Planning a careful handover
A planned handover lowers risk. Practitioners can start with a complete inventory and an audit of storage conditions. They can confirm which clients are alive, gather current contact details, and identify any special instructions. They can prepare client letters that explain the change, introduce the successor custodian, and set out what will happen next. Where clients prefer to retrieve their original will or move it elsewhere, the process should be clear and efficient.
The transfer agreement should fix roles and standards. It should address data protection, insurance, retrieval timelines, costs, and complaints handling. Solicitor firms must arrange run-off insurance if they close without a successor. Non-solicitor firms should check their insurance and any obligations under membership bodies.

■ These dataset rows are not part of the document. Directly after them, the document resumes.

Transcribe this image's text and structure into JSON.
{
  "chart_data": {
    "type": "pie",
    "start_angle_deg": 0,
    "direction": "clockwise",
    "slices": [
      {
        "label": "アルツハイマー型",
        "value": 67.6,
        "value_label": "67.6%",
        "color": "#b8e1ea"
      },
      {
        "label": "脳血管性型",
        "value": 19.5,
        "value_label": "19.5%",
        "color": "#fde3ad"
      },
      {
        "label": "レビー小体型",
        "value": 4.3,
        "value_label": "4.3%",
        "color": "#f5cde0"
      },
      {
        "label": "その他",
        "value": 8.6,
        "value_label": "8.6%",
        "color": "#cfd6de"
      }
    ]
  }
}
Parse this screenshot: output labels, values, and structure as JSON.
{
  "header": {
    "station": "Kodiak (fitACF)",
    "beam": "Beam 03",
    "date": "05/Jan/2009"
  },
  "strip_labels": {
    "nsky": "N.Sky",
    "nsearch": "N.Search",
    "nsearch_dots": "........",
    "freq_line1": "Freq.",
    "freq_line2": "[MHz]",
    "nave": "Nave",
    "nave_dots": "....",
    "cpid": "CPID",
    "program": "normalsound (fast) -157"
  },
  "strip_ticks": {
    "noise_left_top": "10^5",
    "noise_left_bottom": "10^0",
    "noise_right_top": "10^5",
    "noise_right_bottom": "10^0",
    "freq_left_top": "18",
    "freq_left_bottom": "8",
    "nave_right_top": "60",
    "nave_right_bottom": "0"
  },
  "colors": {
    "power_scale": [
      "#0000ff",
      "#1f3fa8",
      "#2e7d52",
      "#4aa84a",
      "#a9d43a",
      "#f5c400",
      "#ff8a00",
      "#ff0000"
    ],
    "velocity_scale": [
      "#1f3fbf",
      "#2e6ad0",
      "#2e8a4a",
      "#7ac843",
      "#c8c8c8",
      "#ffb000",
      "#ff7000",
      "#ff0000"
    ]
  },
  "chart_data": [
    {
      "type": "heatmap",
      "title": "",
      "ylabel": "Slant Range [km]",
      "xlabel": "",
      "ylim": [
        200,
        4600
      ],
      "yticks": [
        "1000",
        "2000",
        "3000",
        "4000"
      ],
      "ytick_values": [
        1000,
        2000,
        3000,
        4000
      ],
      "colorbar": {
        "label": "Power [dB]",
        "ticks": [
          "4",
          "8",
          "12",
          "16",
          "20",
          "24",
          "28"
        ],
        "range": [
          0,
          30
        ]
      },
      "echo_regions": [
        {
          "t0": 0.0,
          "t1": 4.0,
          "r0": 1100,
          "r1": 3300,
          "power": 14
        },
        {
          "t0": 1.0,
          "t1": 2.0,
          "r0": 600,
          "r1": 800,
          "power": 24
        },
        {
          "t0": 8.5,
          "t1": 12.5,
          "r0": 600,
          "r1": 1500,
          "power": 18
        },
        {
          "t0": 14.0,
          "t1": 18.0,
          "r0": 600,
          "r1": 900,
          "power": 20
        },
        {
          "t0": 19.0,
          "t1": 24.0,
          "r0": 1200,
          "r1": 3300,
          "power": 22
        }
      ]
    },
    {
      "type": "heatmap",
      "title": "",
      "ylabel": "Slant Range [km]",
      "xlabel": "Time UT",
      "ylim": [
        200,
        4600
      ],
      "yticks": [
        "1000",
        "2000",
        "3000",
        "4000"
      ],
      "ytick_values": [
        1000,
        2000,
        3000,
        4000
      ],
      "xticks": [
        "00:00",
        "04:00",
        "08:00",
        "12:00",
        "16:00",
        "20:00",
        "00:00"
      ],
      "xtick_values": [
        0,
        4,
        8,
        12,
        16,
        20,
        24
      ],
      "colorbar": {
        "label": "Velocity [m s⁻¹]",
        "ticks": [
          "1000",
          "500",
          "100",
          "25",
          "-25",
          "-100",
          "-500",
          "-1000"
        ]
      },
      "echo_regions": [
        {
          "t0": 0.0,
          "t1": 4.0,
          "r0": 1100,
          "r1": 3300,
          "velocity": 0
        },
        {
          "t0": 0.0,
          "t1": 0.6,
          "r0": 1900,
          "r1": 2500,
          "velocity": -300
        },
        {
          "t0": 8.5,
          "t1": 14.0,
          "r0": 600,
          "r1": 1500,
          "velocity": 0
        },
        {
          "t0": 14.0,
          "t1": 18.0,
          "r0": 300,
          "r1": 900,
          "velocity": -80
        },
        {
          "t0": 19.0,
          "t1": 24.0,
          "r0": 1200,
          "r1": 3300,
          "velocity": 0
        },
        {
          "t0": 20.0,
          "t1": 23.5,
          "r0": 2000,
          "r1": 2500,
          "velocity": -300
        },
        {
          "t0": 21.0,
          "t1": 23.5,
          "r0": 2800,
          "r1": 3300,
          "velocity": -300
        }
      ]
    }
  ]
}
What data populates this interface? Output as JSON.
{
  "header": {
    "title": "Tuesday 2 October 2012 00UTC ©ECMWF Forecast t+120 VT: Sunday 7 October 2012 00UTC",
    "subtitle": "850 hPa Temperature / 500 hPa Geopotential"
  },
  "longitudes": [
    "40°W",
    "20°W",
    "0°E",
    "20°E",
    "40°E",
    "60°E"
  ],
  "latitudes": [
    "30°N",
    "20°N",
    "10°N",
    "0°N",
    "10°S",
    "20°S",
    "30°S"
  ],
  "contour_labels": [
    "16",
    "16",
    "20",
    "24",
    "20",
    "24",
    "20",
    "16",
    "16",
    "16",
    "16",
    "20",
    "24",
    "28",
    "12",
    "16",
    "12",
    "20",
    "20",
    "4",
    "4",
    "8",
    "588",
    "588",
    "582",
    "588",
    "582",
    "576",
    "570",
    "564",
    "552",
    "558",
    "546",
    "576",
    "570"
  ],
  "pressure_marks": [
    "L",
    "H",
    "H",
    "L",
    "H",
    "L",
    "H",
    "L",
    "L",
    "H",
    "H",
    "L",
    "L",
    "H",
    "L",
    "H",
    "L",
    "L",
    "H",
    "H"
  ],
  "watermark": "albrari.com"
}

A well-documented handover, with logs of what moved and when, helps evidence compliance and reassures clients.
A sector in transition: digital tools and consolidation
Estate planning has adopted more digital tools in recent years, from client onboarding to document indexing. Yet the original paper will remains central for probate in England and Wales. During the pandemic, the government temporarily allowed video witnessing of wills. That measure was time-limited and has now ended. Today, two witnesses still sign in the presence of the testator under settled rules. Digital indexes and secure portals can help track documents, but they do not replace the need to protect the original.
Market consolidation has also shaped the landscape. Larger firms and specialist custodians have grown by acquiring books of business from retiring practitioners. That can help clients if standards improve and retrieval times shrink. It can also introduce new processes and fees. Transparent communication, published service standards, and clear points of contact can smooth the transition for clients who did not choose the new custodian.
Wrap-up
The reminder from Today’s Wills and Probate is timely: a will bank is a promise, not a filing system. For retiring will writers and estate planners, that promise demands early planning, clear agreements, and careful communication. Clients depend on safe custody and swift access to original documents. Regulators and data protection rules add further duties. Practitioners who map their archive, notify clients, and choose a capable custodian reduce risk for families when they most need support. As digital tools spread and consolidation continues, firms that keep client interests at the centre—security, consent, and service—will protect both the value of their will bank and the trust it represents.